See my other repo for sample gems that can be used to show this flaw.
Even if a secondary source is limited to a single gem, Bundler will mistakenly look at all sources for every non limited gem. This could pose a security issue depending on how you use secondary sources and where trust is.
In practice I can't think of real world scenarios where this would cause any more risk than say a gem author inserting malicious code into their own gem, but it's something to think about.
I was alerted me to this by Steve's blog post.
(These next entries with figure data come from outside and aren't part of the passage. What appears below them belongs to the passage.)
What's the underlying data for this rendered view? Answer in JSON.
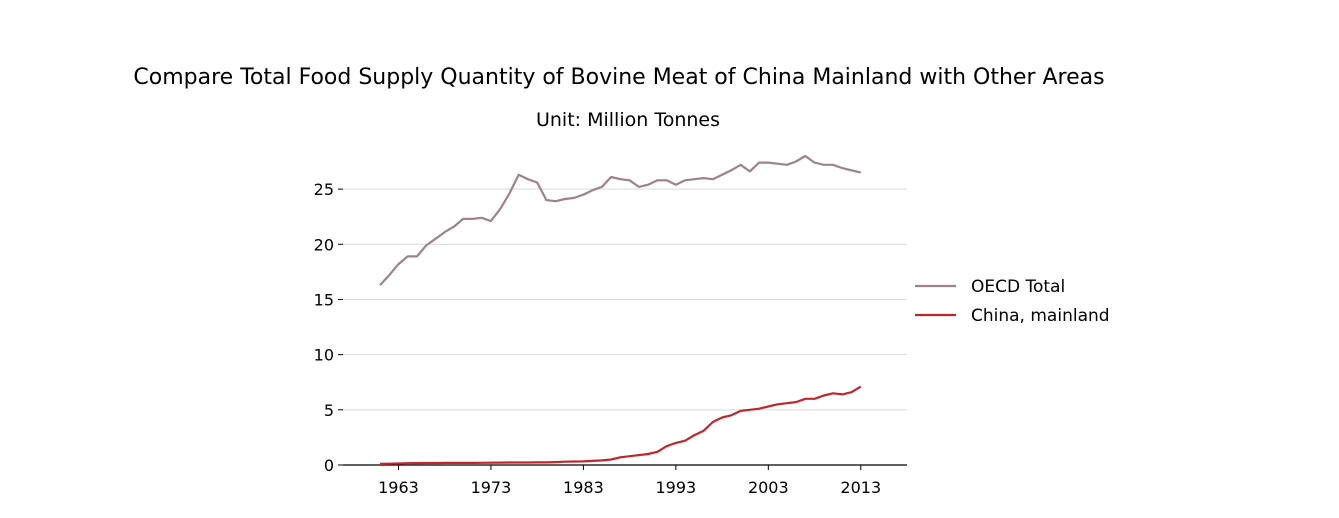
{
  "chart_data": {
    "type": "line",
    "title": "Compare Total Food Supply Quantity of Bovine Meat of China Mainland with Other Areas",
    "subtitle": "Unit: Million Tonnes",
    "xlabel": "",
    "ylabel": "",
    "xlim": [
      1957,
      2018
    ],
    "ylim": [
      0,
      28
    ],
    "x_ticks": [
      1963,
      1973,
      1983,
      1993,
      2003,
      2013
    ],
    "y_ticks": [
      0,
      5,
      10,
      15,
      20,
      25
    ],
    "grid": "horizontal",
    "legend_position": "right",
    "x": [
      1961,
      1962,
      1963,
      1964,
      1965,
      1966,
      1967,
      1968,
      1969,
      1970,
      1971,
      1972,
      1973,
      1974,
      1975,
      1976,
      1977,
      1978,
      1979,
      1980,
      1981,
      1982,
      1983,
      1984,
      1985,
      1986,
      1987,
      1988,
      1989,
      1990,
      1991,
      1992,
      1993,
      1994,
      1995,
      1996,
      1997,
      1998,
      1999,
      2000,
      2001,
      2002,
      2003,
      2004,
      2005,
      2006,
      2007,
      2008,
      2009,
      2010,
      2011,
      2012,
      2013
    ],
    "series": [
      {
        "name": "OECD Total",
        "color": "#9e8189",
        "values": [
          16.3,
          17.2,
          18.2,
          18.9,
          18.9,
          19.9,
          20.5,
          21.1,
          21.6,
          22.3,
          22.3,
          22.4,
          22.1,
          23.2,
          24.6,
          26.3,
          25.9,
          25.6,
          24.0,
          23.9,
          24.1,
          24.2,
          24.5,
          24.9,
          25.2,
          26.1,
          25.9,
          25.8,
          25.2,
          25.4,
          25.8,
          25.8,
          25.4,
          25.8,
          25.9,
          26.0,
          25.9,
          26.3,
          26.7,
          27.2,
          26.6,
          27.4,
          27.4,
          27.3,
          27.2,
          27.5,
          28.0,
          27.4,
          27.2,
          27.2,
          26.9,
          26.7,
          26.5
        ]
      },
      {
        "name": "China, mainland",
        "color": "#c0272d",
        "values": [
          0.1,
          0.12,
          0.14,
          0.16,
          0.17,
          0.18,
          0.18,
          0.19,
          0.19,
          0.19,
          0.19,
          0.2,
          0.21,
          0.22,
          0.23,
          0.23,
          0.23,
          0.24,
          0.24,
          0.26,
          0.3,
          0.32,
          0.33,
          0.37,
          0.42,
          0.5,
          0.7,
          0.8,
          0.9,
          1.0,
          1.2,
          1.7,
          2.0,
          2.2,
          2.7,
          3.1,
          3.9,
          4.3,
          4.5,
          4.9,
          5.0,
          5.1,
          5.3,
          5.5,
          5.6,
          5.7,
          6.0,
          6.0,
          6.3,
          6.5,
          6.4,
          6.6,
          7.1
        ]
      }
    ]
  }
}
source "https://rubygems.org"
gem "rack"
gem "eve", git: "https://github.com/sfcgeorge/eve.git"
Fetching https://github.com/sfcgeorge/eve.git
Fetching gem metadata from https://rubygems.org/..........
Fetching version metadata from https://rubygems.org/.
Resolving dependencies...
Using eve 1.0.0 from https://github.com/sfcgeorge/eve.git (at master@303e489)
Using rack 9.9.9 from https://github.com/sfcgeorge/eve.git (at master@303e489)
Using bundler 1.13.2
Bundle complete! 2 Gemfile dependencies, 3 gems now installed.
Use `bundle show [gemname]` to see where a bundled gem is installed.
Post-install message from rack:
๐ EVIL fake Rack just installed! ๐ฟ
Note how "rack" is installed from my malicious repo even though we'd expect it to come from RubyGems!